Evening Prayer Brunswick Heads, 26 March, 2020, oil on canvas board, 30 X 25 cm
Alors, this picture can out of a very frustrated painter who could not decide how to treat the vast mess of clouds in the sky. From the start I decided to grab the smallest of ideas which raced through my mind and to run with it. But I couldn't keep up with the changes going on as twilight accelerated which forced me into an idea, or concept, about how I might find my way into it. I was on dangerous ground.
Unless one is Bonington, or one of those magnificent Flemish painters of the 18th century, a sky full of clouds can be a hairy operation for an amateur like myself. There are too many problems with it! It is a lot like the difficulty of drawing hands. Unless one is Van Dyck or Van Gogh, one must be prepared to fail. Or, one paints them like Picasso with a graphic audacity which spins the attention of the viewer away from his mangled hands like a magician distracts his audience.

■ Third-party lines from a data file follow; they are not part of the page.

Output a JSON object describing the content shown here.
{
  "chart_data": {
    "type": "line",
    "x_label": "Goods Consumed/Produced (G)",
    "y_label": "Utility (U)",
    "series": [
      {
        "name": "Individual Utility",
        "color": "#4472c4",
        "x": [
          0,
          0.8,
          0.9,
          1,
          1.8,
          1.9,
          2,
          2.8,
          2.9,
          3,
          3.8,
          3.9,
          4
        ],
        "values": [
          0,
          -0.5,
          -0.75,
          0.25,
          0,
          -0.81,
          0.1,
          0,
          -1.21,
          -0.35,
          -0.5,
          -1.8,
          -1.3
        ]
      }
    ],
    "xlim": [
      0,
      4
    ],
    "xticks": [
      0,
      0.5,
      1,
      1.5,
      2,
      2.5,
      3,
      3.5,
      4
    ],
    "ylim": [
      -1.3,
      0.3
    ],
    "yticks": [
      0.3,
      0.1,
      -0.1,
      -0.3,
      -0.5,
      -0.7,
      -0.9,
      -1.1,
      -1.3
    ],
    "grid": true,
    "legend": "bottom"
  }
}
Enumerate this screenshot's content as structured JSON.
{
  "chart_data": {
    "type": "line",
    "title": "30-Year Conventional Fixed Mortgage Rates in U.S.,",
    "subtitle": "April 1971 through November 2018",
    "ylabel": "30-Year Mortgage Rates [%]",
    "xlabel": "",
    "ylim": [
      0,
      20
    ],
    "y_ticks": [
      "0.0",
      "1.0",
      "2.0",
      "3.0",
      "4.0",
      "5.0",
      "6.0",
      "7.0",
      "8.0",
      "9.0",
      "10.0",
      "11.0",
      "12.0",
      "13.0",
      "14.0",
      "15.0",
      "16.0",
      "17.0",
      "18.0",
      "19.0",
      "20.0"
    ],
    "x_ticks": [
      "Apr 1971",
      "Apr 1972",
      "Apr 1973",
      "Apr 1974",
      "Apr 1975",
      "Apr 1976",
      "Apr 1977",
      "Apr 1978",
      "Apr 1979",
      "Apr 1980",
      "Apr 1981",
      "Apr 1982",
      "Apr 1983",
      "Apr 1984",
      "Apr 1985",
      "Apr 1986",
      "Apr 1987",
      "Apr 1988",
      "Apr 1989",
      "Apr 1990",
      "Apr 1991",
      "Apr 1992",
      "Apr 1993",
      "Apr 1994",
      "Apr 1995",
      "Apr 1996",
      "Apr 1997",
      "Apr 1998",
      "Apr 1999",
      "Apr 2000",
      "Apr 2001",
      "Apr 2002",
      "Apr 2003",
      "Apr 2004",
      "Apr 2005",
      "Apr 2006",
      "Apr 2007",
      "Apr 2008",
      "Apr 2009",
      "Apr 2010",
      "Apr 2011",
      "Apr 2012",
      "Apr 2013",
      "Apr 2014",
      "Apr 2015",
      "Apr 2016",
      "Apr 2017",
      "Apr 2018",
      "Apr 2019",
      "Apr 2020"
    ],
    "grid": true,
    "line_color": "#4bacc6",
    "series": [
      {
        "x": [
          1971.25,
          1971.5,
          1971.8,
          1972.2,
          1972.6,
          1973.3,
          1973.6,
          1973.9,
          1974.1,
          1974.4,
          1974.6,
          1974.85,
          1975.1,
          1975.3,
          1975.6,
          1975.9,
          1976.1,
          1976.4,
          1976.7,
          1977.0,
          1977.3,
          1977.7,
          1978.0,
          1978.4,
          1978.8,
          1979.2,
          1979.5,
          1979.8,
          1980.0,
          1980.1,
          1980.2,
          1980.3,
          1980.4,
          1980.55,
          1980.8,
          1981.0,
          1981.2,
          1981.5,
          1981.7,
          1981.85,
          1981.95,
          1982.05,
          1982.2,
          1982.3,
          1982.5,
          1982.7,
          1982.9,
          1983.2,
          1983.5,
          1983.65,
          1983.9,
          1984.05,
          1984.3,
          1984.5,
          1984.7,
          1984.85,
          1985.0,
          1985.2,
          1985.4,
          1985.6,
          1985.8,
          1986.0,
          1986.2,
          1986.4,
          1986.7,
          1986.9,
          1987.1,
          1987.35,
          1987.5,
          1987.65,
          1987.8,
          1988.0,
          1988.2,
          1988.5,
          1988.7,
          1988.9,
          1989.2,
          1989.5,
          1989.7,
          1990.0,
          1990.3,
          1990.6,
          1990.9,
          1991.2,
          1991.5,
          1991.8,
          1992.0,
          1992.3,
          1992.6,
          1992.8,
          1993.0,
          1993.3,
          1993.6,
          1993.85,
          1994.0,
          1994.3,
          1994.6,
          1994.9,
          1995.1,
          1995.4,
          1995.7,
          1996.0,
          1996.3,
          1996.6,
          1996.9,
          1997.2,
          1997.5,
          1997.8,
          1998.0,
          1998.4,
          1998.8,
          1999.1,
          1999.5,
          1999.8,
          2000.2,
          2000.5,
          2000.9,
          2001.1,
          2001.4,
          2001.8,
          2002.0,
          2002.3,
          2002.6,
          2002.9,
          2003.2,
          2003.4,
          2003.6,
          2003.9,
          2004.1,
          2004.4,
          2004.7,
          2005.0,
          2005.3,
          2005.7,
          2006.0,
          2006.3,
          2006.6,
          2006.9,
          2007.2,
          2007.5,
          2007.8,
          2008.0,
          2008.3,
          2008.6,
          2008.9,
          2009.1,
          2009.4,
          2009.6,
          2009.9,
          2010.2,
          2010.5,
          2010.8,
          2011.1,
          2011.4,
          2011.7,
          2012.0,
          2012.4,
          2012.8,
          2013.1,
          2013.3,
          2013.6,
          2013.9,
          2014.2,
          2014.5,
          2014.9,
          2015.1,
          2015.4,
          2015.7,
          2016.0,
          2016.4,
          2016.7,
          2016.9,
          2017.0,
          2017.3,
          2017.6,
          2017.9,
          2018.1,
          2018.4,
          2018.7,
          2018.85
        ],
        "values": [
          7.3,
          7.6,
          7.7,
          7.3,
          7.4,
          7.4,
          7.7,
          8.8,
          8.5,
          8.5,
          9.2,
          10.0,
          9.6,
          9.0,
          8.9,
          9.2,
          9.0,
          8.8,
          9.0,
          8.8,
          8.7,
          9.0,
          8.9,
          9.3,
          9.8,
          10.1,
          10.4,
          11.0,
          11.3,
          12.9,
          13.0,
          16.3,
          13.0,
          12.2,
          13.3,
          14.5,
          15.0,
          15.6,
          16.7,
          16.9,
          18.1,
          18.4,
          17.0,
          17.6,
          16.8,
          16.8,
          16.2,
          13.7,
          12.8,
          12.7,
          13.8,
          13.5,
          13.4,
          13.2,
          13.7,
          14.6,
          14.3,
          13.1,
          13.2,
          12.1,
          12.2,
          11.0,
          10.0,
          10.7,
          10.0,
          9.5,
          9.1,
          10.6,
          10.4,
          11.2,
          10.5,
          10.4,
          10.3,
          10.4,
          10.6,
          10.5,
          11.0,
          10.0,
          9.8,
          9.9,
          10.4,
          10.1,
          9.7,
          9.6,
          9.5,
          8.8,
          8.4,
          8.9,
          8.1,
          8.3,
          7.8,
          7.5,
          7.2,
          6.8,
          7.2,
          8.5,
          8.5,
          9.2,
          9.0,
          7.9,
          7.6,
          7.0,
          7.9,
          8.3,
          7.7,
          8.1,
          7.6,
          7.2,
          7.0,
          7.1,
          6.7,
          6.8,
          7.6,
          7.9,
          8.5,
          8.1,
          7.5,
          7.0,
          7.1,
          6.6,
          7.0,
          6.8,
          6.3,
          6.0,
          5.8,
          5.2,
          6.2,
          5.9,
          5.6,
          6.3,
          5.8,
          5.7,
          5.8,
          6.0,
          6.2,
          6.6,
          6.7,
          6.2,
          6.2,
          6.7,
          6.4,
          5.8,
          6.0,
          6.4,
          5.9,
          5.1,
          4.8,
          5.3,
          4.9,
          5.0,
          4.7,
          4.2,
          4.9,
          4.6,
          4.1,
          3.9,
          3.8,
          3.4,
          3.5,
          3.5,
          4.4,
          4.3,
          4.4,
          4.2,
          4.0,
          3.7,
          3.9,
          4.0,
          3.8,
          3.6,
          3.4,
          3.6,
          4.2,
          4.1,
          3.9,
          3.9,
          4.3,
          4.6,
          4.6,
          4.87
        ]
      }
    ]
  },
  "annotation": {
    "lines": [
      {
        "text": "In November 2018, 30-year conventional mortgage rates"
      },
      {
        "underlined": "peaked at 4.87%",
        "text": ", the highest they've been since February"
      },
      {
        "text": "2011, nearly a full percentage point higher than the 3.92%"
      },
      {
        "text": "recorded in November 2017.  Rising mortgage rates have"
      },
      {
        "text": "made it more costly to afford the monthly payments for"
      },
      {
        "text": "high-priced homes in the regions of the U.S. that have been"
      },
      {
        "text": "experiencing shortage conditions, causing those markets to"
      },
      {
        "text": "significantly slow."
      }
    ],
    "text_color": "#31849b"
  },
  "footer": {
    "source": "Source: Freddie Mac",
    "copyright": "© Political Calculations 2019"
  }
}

And these clouds overrun the sky, and they distort the distance which create a host of problems for the painter. How to push the horizon into the painting when overhead, a cacophony of clouds run amuck like children at recess hour.
This is how I felt. My idea was to fail without shame as the Buddhists love to say when beginning many activities:
"I am already dead!" they exclaim.
And I often use that idea when faced with a wall of insecurity like before an important tennis match I will recite it to myself.
And so the other night, I just let go as if already dead, and something wonderful happened. I had decided to proceed differently, and I found myself on thin ice yet weightless. When I had finished I was very surprised by it. And I suppose, for me, that is the whole point of both creation and participation in art; the element of surprise.